Adam Neumann, Kimberly Bryant and the importance of nuance – businesskinda.com

It’s been a week of people trying to understand what is happening in technology. If you’ve been compartmentalizing: Cheers! Now let me explain to you what’s going on.

On Monday, WeWork founder Adam Neumann raised a seed round from Andreessen Horowitz for a new real estate company reportedly valued at more than $1 billion. Neumann’s return, coinciding with the largest check ever written by one of the most famous firms, was met with a flurry of reactions, given his tumultuous leadership at WeWork.

A few days earlier, Kimberly Bryant was fired from Black Girls Code, the nonprofit she founded, by the board she had appointed.

You’ve been caught up: We had a return and an expulsion event within a few days.

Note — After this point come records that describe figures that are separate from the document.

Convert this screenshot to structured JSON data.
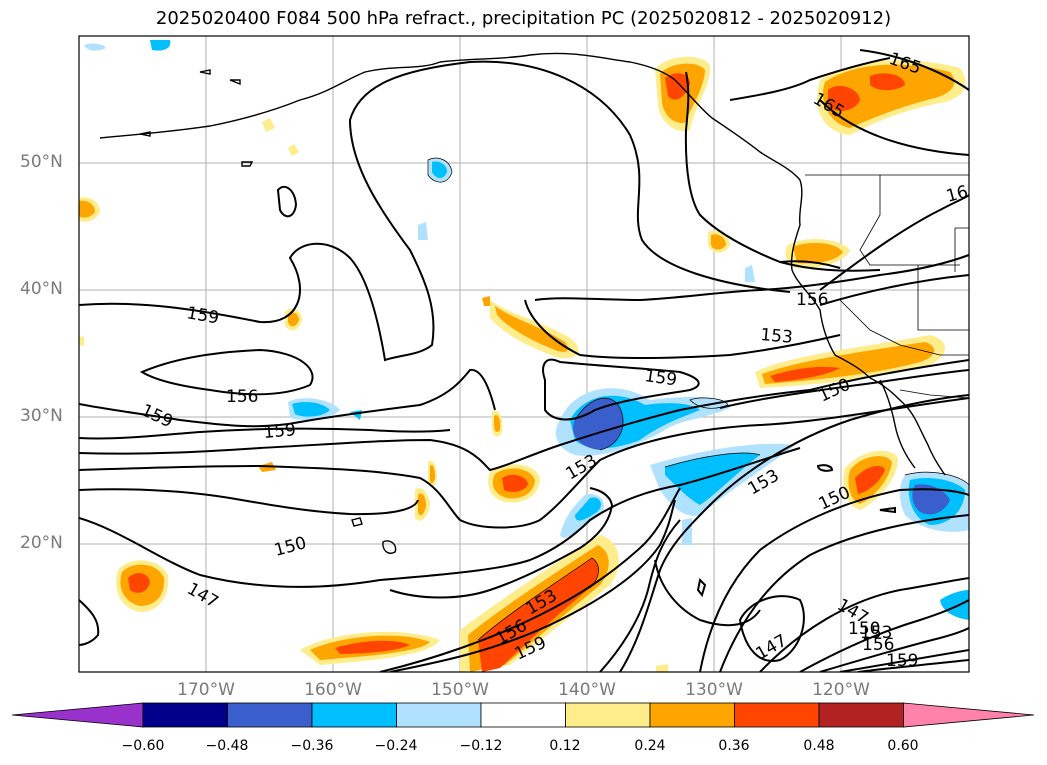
{
  "title": "2025020400 F084 500 hPa refract., precipitation PC (2025020812 - 2025020912)",
  "lat_labels": [
    "50°N",
    "40°N",
    "30°N",
    "20°N"
  ],
  "lon_labels": [
    "170°W",
    "160°W",
    "150°W",
    "140°W",
    "130°W",
    "120°W"
  ],
  "contour_labels": [
    "165",
    "165",
    "16",
    "156",
    "153",
    "159",
    "159",
    "156",
    "159",
    "159",
    "150",
    "153",
    "153",
    "150",
    "150",
    "147",
    "153",
    "156",
    "159",
    "147",
    "147",
    "150",
    "153",
    "156",
    "159"
  ],
  "colorbar": {
    "colors": [
      "#9932cc",
      "#00008b",
      "#3a5fcd",
      "#00bfff",
      "#b0e2ff",
      "#ffffff",
      "#ffec8b",
      "#ffa500",
      "#ff4500",
      "#b22222",
      "#ff82ab"
    ],
    "tick_labels": [
      "−0.60",
      "−0.48",
      "−0.36",
      "−0.24",
      "−0.12",
      "0.12",
      "0.24",
      "0.36",
      "0.48",
      "0.60"
    ]
  }
}
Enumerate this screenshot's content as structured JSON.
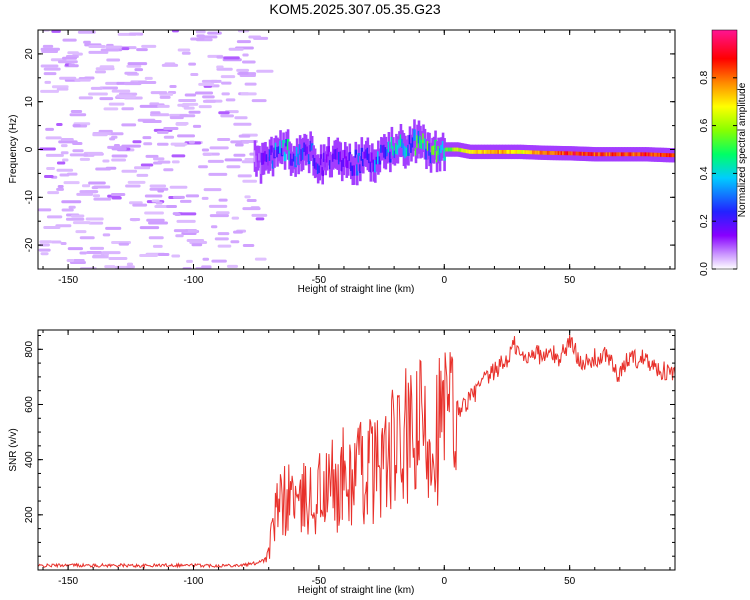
{
  "title": "KOM5.2025.307.05.35.G23",
  "chart_data": [
    {
      "type": "heatmap",
      "name": "spectrogram",
      "xlabel": "Height of straight line (km)",
      "ylabel": "Frequency (Hz)",
      "xlim": [
        -162,
        92
      ],
      "ylim": [
        -25,
        25
      ],
      "xticks": [
        -150,
        -100,
        -50,
        0,
        50
      ],
      "yticks": [
        -20,
        -10,
        0,
        10,
        20
      ],
      "xtick_labels": [
        "-150",
        "-100",
        "-50",
        "0",
        "50"
      ],
      "ytick_labels": [
        "-20",
        "-10",
        "0",
        "10",
        "20"
      ],
      "colorbar": {
        "label": "Normalized spectral amplitude",
        "range": [
          0,
          1
        ],
        "ticks": [
          0.0,
          0.2,
          0.4,
          0.6,
          0.8
        ],
        "tick_labels": [
          "0.0",
          "0.2",
          "0.4",
          "0.6",
          "0.8"
        ],
        "colors": [
          "#ffffff",
          "#cc99ff",
          "#8800ff",
          "#2222ff",
          "#00ccff",
          "#00ff66",
          "#88ff00",
          "#ffff00",
          "#ff8800",
          "#ff0000",
          "#ff1493"
        ]
      },
      "signal_trace": {
        "description_points_km_hz": [
          [
            -75,
            -3
          ],
          [
            -70,
            -2
          ],
          [
            -65,
            0
          ],
          [
            -60,
            -1
          ],
          [
            -55,
            0
          ],
          [
            -50,
            -3
          ],
          [
            -45,
            -2
          ],
          [
            -40,
            -2
          ],
          [
            -35,
            -3
          ],
          [
            -30,
            -2
          ],
          [
            -25,
            -1
          ],
          [
            -20,
            0
          ],
          [
            -15,
            1
          ],
          [
            -10,
            1
          ],
          [
            -5,
            0
          ],
          [
            0,
            0
          ],
          [
            5,
            0
          ],
          [
            10,
            -0.5
          ],
          [
            20,
            -0.5
          ],
          [
            30,
            -0.5
          ],
          [
            40,
            -0.7
          ],
          [
            50,
            -0.8
          ],
          [
            60,
            -1
          ],
          [
            70,
            -1
          ],
          [
            80,
            -1
          ],
          [
            90,
            -1.2
          ]
        ],
        "amplitude": [
          [
            -75,
            0.15
          ],
          [
            -65,
            0.45
          ],
          [
            -55,
            0.3
          ],
          [
            -45,
            0.25
          ],
          [
            -35,
            0.3
          ],
          [
            -25,
            0.35
          ],
          [
            -15,
            0.45
          ],
          [
            -5,
            0.5
          ],
          [
            0,
            0.55
          ],
          [
            10,
            0.75
          ],
          [
            20,
            0.8
          ],
          [
            30,
            0.7
          ],
          [
            40,
            0.85
          ],
          [
            50,
            0.9
          ],
          [
            60,
            0.88
          ],
          [
            70,
            0.85
          ],
          [
            80,
            0.9
          ],
          [
            90,
            0.88
          ]
        ]
      }
    },
    {
      "type": "line",
      "name": "snr",
      "xlabel": "Height of straight line (km)",
      "ylabel": "SNR (v/v)",
      "xlim": [
        -162,
        92
      ],
      "ylim": [
        0,
        870
      ],
      "xticks": [
        -150,
        -100,
        -50,
        0,
        50
      ],
      "yticks": [
        200,
        400,
        600,
        800
      ],
      "xtick_labels": [
        "-150",
        "-100",
        "-50",
        "0",
        "50"
      ],
      "ytick_labels": [
        "200",
        "400",
        "600",
        "800"
      ],
      "series": [
        {
          "name": "SNR",
          "color": "#e8302a",
          "x": [
            -162,
            -150,
            -140,
            -130,
            -120,
            -110,
            -100,
            -90,
            -80,
            -75,
            -72,
            -70,
            -68,
            -65,
            -62,
            -60,
            -58,
            -55,
            -52,
            -50,
            -48,
            -45,
            -42,
            -40,
            -38,
            -35,
            -32,
            -30,
            -28,
            -25,
            -22,
            -20,
            -18,
            -15,
            -12,
            -10,
            -8,
            -5,
            -2,
            0,
            3,
            5,
            8,
            10,
            13,
            15,
            18,
            20,
            22,
            25,
            28,
            30,
            33,
            35,
            38,
            40,
            43,
            45,
            48,
            50,
            53,
            55,
            58,
            60,
            63,
            65,
            68,
            70,
            73,
            75,
            78,
            80,
            83,
            85,
            88,
            92
          ],
          "values": [
            15,
            18,
            16,
            17,
            15,
            18,
            17,
            16,
            18,
            25,
            40,
            60,
            180,
            240,
            260,
            300,
            200,
            280,
            230,
            300,
            260,
            320,
            280,
            350,
            300,
            380,
            330,
            400,
            350,
            420,
            380,
            460,
            420,
            480,
            440,
            520,
            480,
            500,
            520,
            540,
            560,
            580,
            600,
            620,
            650,
            680,
            700,
            720,
            740,
            760,
            820,
            780,
            760,
            800,
            780,
            770,
            790,
            760,
            800,
            830,
            780,
            760,
            740,
            770,
            760,
            790,
            720,
            700,
            760,
            780,
            750,
            790,
            740,
            730,
            720,
            710
          ]
        }
      ]
    }
  ]
}
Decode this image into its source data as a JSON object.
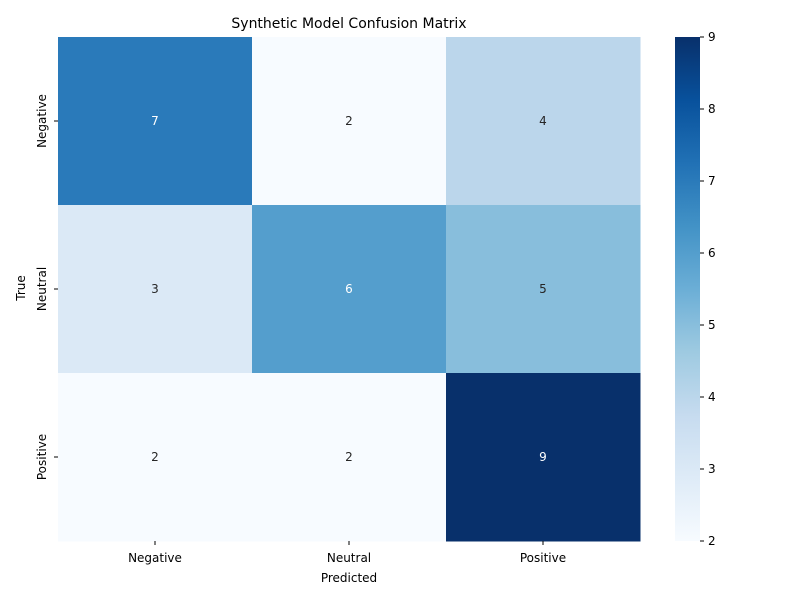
{
  "chart_data": {
    "type": "heatmap",
    "title": "Synthetic Model Confusion Matrix",
    "xlabel": "Predicted",
    "ylabel": "True",
    "x_categories": [
      "Negative",
      "Neutral",
      "Positive"
    ],
    "y_categories": [
      "Negative",
      "Neutral",
      "Positive"
    ],
    "values": [
      [
        7,
        2,
        4
      ],
      [
        3,
        6,
        5
      ],
      [
        2,
        2,
        9
      ]
    ],
    "colorbar": {
      "min": 2,
      "max": 9,
      "ticks": [
        2,
        3,
        4,
        5,
        6,
        7,
        8,
        9
      ],
      "colormap": "Blues"
    },
    "annotations": true,
    "grid": false
  }
}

A common response was that women and people of color would never get the same “second chance” as Neumann, because first chances are hard enough for the historically overlooked cohort. Allison Byers, the founder of Scroobious, a platform that aims to diversify startups and make founders more daring, described the feeling as “a muffled rage”.

The returns came from the white man who misled investors and employees. The expelled was a black woman who started a non-profit organization to bring more diversity into the coding world.

If that’s where the analysis stops, that’s a disservice. as my colleague Dominic Madori Davis say it: “people talk about these things without the nuance of two things at once, but that’s the same with most online fights. They turn things and people into one-dimensional objects as if it were easy to parse.” If you’re not careful, you could scroll into an opinion that lacks the multifaceted nature of controversies.